Monday, 25 August 2008

When pavements attack

Day shift: Two calls; both by ambulance.

Stats: 1 burn injury caused by an explosion; 1 Mental health transfer.

Well, there were more than two calls on this shift but I was on an ambulance and I wasn’t attending today, so I cherry-picked the calls worth writing about.

The explosion on Oxford Street wasn’t a dramatic terrorist attack but it could have been and when the call first came in we were certainly gearing up for the worst because this is how 7/7 unfolded. At first the location was vague and an underground station was named; a MOP had heard a loud explosion coming from the underground, according to the early report but we were diverted into Oxford Street itself and nowhere near the station. A few police cars had parked up and a small crowd had gathered around an area where an alley was congested with Fire-fighters and one engine. A woman stood with her family on the corner and we were told she was the only injured party, so we went over to find out what was going on.

A piece of the pavement (see pic) had suddenly blown up, fragments of it showering passers-by. The cause of the explosion was a mystery, although gas or electricity seemed to be the culprit. Molten tar hit the woman as she passed with her son and husband – it burned her shoulder and stuck in her hair. She was shaken and, apart from the burns, physically sound. Her family didn’t get hurt and nobody else around caught the debris from the blast. The bang had been heard all the way down the street, so it’s possible someone mistook it for an explosion on the underground but this didn’t stop the LFB from showing up in force to check the station anyway.


The area was cordoned off and we took the family to hospital. It was a small, insignificant event but it made us aware of how quickly things can go from normal to dangerous in this city.


It took over an hour to wait for, collect and transport a perfectly physically well man with psychiatric problems, who’d volunteered to go for assessment, to a Mental Health Unit in south London. No blue lights, plenty of traffic and a waste of emergency resources in my opinion. We are struggling to meet demand at times and yet we still have to do transfer jobs that could be managed by a private taxi firm. It’s small wonder we fight for our targets sometimes.


Be safe.

5 comments:

Anonymous said...

I hear you on the transfer jobs. We have to deal with the same crap here in the US.

Aussiepara said...

Transfers are a funny beast in rural practice. We often get "oh he can sit" or you need to know the full history they are just going for an xray" from the nurses. We often end up initiating treatment or providing pain control. Recently an abdo pain ruprured a gastric ulcer, bled out and arrested enroute. Beware the "lazy transfer", they are generally in hospital for a reason.

Regional Para

Aussiepara said...

Transfers are a funny beast in rural practice.

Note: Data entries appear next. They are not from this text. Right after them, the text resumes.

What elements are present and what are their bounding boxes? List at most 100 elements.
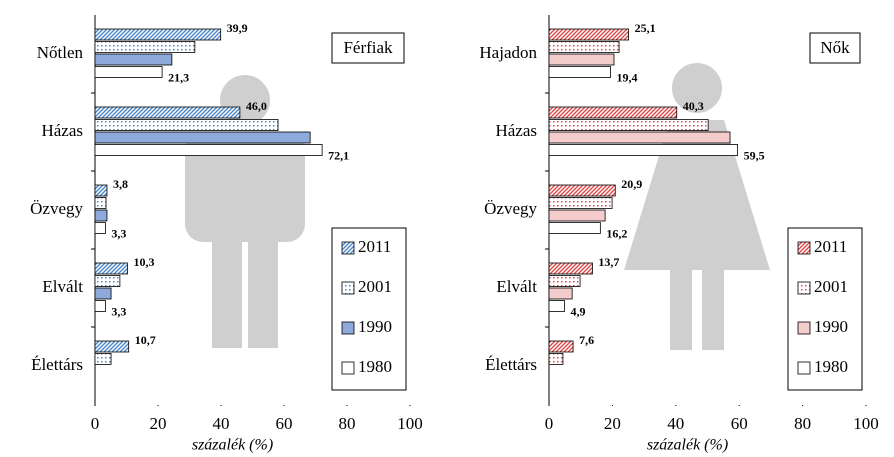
legend-swatch: [797, 241, 811, 255]
bar: [94, 144, 323, 156]
legend-swatch: [341, 321, 355, 335]
bar: [94, 262, 128, 275]
legend-label: 1990: [358, 317, 392, 336]
x-axis-title: százalék (%): [647, 437, 728, 454]
bar: [94, 184, 108, 197]
value-label: 10,7: [135, 333, 156, 347]
bar: [94, 106, 241, 119]
x-tick-label: 20: [150, 414, 167, 433]
bar: [548, 184, 616, 197]
x-tick-label: 80: [339, 414, 356, 433]
legend-swatch: [341, 281, 355, 295]
x-tick-label: 100: [853, 414, 879, 433]
x-tick-label: 40: [667, 414, 684, 433]
value-label: 46,0: [246, 99, 267, 113]
bar: [548, 300, 565, 312]
bar: [94, 131, 311, 144]
bar: [94, 53, 173, 66]
value-label: 25,1: [635, 21, 656, 35]
legend-swatch: [341, 361, 355, 375]
bar: [94, 28, 222, 41]
legend-label: 2001: [814, 277, 848, 296]
bar: [94, 41, 196, 53]
x-tick-label: 20: [604, 414, 621, 433]
value-label: 7,6: [579, 333, 594, 347]
y-tick-label: Elvált: [42, 277, 83, 296]
x-tick-label: 100: [397, 414, 423, 433]
bar: [548, 222, 601, 234]
legend-label: 2001: [358, 277, 392, 296]
legend-label: 2011: [814, 237, 847, 256]
bar: [548, 275, 581, 287]
value-label: 10,3: [133, 255, 154, 269]
x-tick-label: 60: [731, 414, 748, 433]
legend-swatch: [341, 241, 355, 255]
legend-swatch: [797, 361, 811, 375]
bar: [548, 53, 615, 66]
legend-label: 1980: [358, 357, 392, 376]
legend-label: 1990: [814, 317, 848, 336]
y-tick-label: Házas: [495, 121, 537, 140]
x-tick-label: 0: [545, 414, 554, 433]
bar: [548, 287, 573, 300]
bar: [94, 353, 112, 365]
value-label: 19,4: [616, 70, 637, 84]
value-label: 3,8: [113, 177, 128, 191]
y-tick-label: Özvegy: [30, 199, 83, 218]
x-tick-label: 40: [213, 414, 230, 433]
bar: [548, 119, 709, 131]
legend-swatch: [797, 321, 811, 335]
bar: [94, 66, 163, 78]
legend-swatch: [797, 281, 811, 295]
bar: [548, 66, 611, 78]
bar: [94, 340, 130, 353]
value-label: 59,5: [744, 148, 765, 162]
y-tick-label: Özvegy: [484, 199, 537, 218]
y-tick-label: Élettárs: [31, 355, 83, 374]
legend-label: 1980: [814, 357, 848, 376]
chart-title: Nők: [820, 38, 850, 57]
title-box: [809, 32, 861, 64]
y-tick-label: Nőtlen: [37, 43, 84, 62]
bar: [548, 209, 606, 222]
chart-title: Férfiak: [343, 38, 393, 57]
bar: [94, 209, 108, 222]
x-axis-title: százalék (%): [192, 437, 273, 454]
bar: [548, 106, 678, 119]
bar: [94, 300, 106, 312]
bar: [548, 353, 564, 365]
value-label: 72,1: [328, 148, 349, 162]
value-label: 3,3: [111, 304, 126, 318]
value-label: 3,3: [111, 226, 126, 240]
value-label: 40,3: [683, 99, 704, 113]
y-tick-label: Házas: [41, 121, 83, 140]
value-label: 4,9: [571, 304, 586, 318]
bar: [548, 28, 629, 41]
value-label: 16,2: [606, 226, 627, 240]
value-label: 21,3: [168, 70, 189, 84]
value-label: 20,9: [621, 177, 642, 191]
value-label: 39,9: [227, 21, 248, 35]
x-tick-label: 0: [91, 414, 100, 433]
bar: [548, 41, 620, 53]
bar: [94, 197, 107, 209]
bar: [548, 144, 739, 156]
y-tick-label: Élettárs: [485, 355, 537, 374]
bar: [94, 222, 106, 234]
bar: [548, 262, 593, 275]
value-label: 13,7: [598, 255, 619, 269]
y-tick-label: Elvált: [496, 277, 537, 296]
female-silhouette: [624, 63, 770, 350]
bar: [548, 131, 731, 144]
y-tick-label: Hajadon: [479, 43, 537, 62]
x-tick-label: 80: [794, 414, 811, 433]
bar: [548, 197, 613, 209]
bar: [548, 340, 574, 353]
bar: [94, 275, 121, 287]
x-tick-label: 60: [276, 414, 293, 433]
legend-label: 2011: [358, 237, 391, 256]
bar: [94, 119, 279, 131]
title-box: [331, 32, 405, 64]
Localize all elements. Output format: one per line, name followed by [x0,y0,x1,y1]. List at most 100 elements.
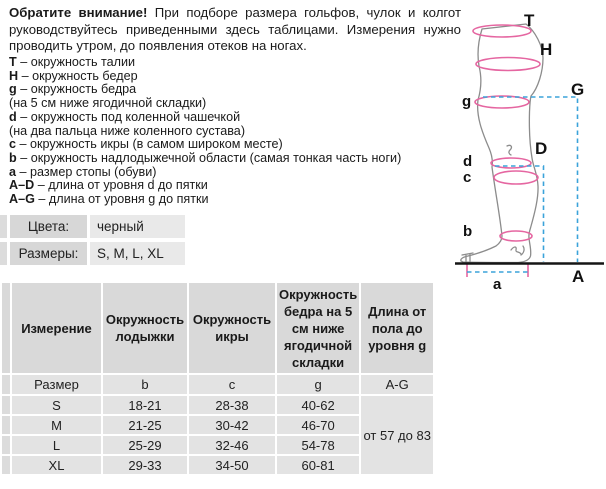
subheader-size: Размер [12,375,101,394]
label-A: A [572,267,584,286]
legend-item: A–G – длина от уровня g до пятки [9,192,401,207]
size-row-s: S 18-21 28-38 40-62 от 57 до 83 [2,396,434,474]
measure-desc: (на два пальца ниже коленного сустава) [9,123,246,138]
measurement-ellipse-c [493,170,539,185]
product-options: Цвета: черный Размеры: S, M, L, XL [0,215,185,269]
measure-key: A–G [9,192,35,207]
legend-item: (на два пальца ниже коленного сустава) [9,123,401,139]
cell-g: 46-70 [277,416,360,434]
ankle-detail [510,246,522,255]
toe-detail [461,252,474,263]
legend-item: a – размер стопы (обуви) [9,164,401,180]
cell-b: 29-33 [103,456,187,474]
row-stub-cell [2,456,10,474]
row-stub-cell [2,375,10,394]
label-T: T [524,11,535,30]
cell-c: 34-50 [189,456,275,474]
cell-c: 30-42 [189,416,275,434]
measure-key: a [9,164,17,179]
cell-size: L [12,436,101,454]
leg-measurement-diagram: T H G g D d c b A a [455,11,604,290]
measurement-ellipse-g [474,95,530,109]
column-header-calf: Окружность икры [189,283,275,373]
cell-size: XL [12,456,101,474]
measure-key: H [9,68,19,83]
legend-item: b – окружность надлодыжечной области (са… [9,150,402,166]
row-stub-cell [2,283,10,373]
legend-item: (на 5 см ниже ягодичной складки) [9,96,401,111]
colors-value: черный [90,215,185,238]
cell-c: 28-38 [189,396,275,414]
column-header-thigh: Окружность бедра на 5 см ниже ягодичной … [277,283,360,373]
header-row: Измерение Окружность лодыжки Окружность … [2,283,434,373]
measure-desc: – окружность икры (в самом широком месте… [19,137,283,152]
sizes-row: Размеры: S, M, L, XL [0,242,185,265]
legend-item: H – окружность бедер [9,68,401,84]
measure-key: d [9,109,17,124]
legend-item: d – окружность под коленной чашечкой [9,109,401,125]
colors-row: Цвета: черный [0,215,185,238]
measure-key: g [9,82,17,97]
measure-desc: – размер стопы (обуви) [19,164,157,179]
label-g: g [462,93,471,110]
cell-size: S [12,396,101,414]
measurement-ellipse-H [475,56,541,72]
cell-g: 40-62 [277,396,360,414]
subheader-ag: A-G [361,375,434,394]
cell-b: 25-29 [103,436,187,454]
cell-c: 32-46 [189,436,275,454]
notice-paragraph: Обратите внимание! При подборе размера г… [9,5,461,55]
label-a: a [493,276,502,290]
label-c: c [463,169,471,186]
notice-line: руководствуйтесь приведенными здесь табл… [9,21,461,37]
measure-desc: – окружность бедер [21,68,138,83]
cell-b: 18-21 [103,396,187,414]
measure-desc: – окружность надлодыжечной области (сама… [20,150,402,165]
legend-item: A–D – длина от уровня d до пятки [9,178,401,193]
column-header-ankle: Окружность лодыжки [103,283,187,373]
cell-b: 21-25 [103,416,187,434]
guide-line-g-G [483,96,579,262]
subheader-g: g [277,375,360,394]
label-G: G [571,80,584,99]
legend-item: T – окружность талии [9,55,401,70]
row-stub-cell [2,416,10,434]
label-b: b [463,223,472,240]
notice-line: проводить утром, до появления отеков на … [9,38,307,53]
row-stub-cell [0,215,7,238]
size-row-xl: XL 29-33 34-50 60-81 [2,456,433,474]
measure-desc: (на 5 см ниже ягодичной складки) [9,96,207,111]
subheader-b: b [103,375,187,394]
guide-line-d-D [495,165,545,262]
notice-line: Обратите внимание! При подборе размера г… [9,5,461,20]
measure-key: c [9,137,17,152]
measure-desc: – окружность бедра [20,82,137,97]
knee-crease [506,144,513,156]
measurement-legend: T – окружность талии H – окружность беде… [9,55,402,207]
measurement-ellipse-d [490,157,532,169]
measure-key: T [9,55,17,69]
notice-bold: Обратите внимание! [9,5,148,20]
measure-desc: – окружность под коленной чашечкой [20,109,241,124]
measure-desc: – длина от уровня d до пятки [37,178,208,193]
subheader-c: c [189,375,275,394]
legend-item: g – окружность бедра [9,83,401,97]
column-header-length: Длина от пола до уровня g [361,283,434,373]
sizes-value: S, M, L, XL [90,242,185,265]
measure-desc: – длина от уровня g до пятки [38,192,209,207]
measure-desc: – окружность талии [20,55,136,69]
measure-key: A–D [9,178,35,193]
measurement-ellipse-T [472,24,532,38]
subheader-row: Размер b c g A-G [2,375,434,394]
colors-label: Цвета: [10,215,87,238]
cell-g: 54-78 [277,436,360,454]
size-row-m: M 21-25 30-42 46-70 [2,416,433,434]
row-stub-cell [0,242,7,265]
row-stub-cell [2,396,10,414]
measurement-ellipse-b [499,230,533,242]
cell-size: M [12,416,101,434]
row-stub-cell [2,436,10,454]
measure-key: b [9,150,17,165]
cell-g: 60-81 [277,456,360,474]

We often get "oh he can sit" or you need to know the full history they are just going for an xray" from the nurses. We often end up initiating treatment or providing pain control. Recently an abdo pain ruprured a gastric ulcer, bled out and arrested enroute. Beware the "lazy transfer", they are generally in hospital for a reason.

Regional Para

La G said...

I'm a Psychiatric Liaison Nurse at a South London A&E.Maybe it was me! We don't like using your time if we can help it, and if the patient is physically and mentally safe to travel by hospital transport or taxi then that's what we use. On a purely selfish level, we prefer the latter, they are quicker and take us back to work, unlike LAS (yes, I know the pressure you're under, it's not a criticism). We try to only call you when warranted. The vast majority of our informal admissions are done by taxi. Sometimes we have informal patients whose mood is too variable, or have significant risk issues, or although medically 'cleared' are still experiencing significant effects following overdose so for everyone's sake, it's safer to have trained colleagues with us to do the transfer. Normally these go without incident, but that's not a reason not to do them.

Xf said...

La G

I understand what you are saying and I appreciate your honesty but frontline A&E ambulances should not be used for transfers unless they involve a threat to life.

Any ambulance can transfer a stable psychiatric patient surely? What would a paramedic crew have, in terms of psychiatric treatment, to contribute to the welfare of a mentally ill patient?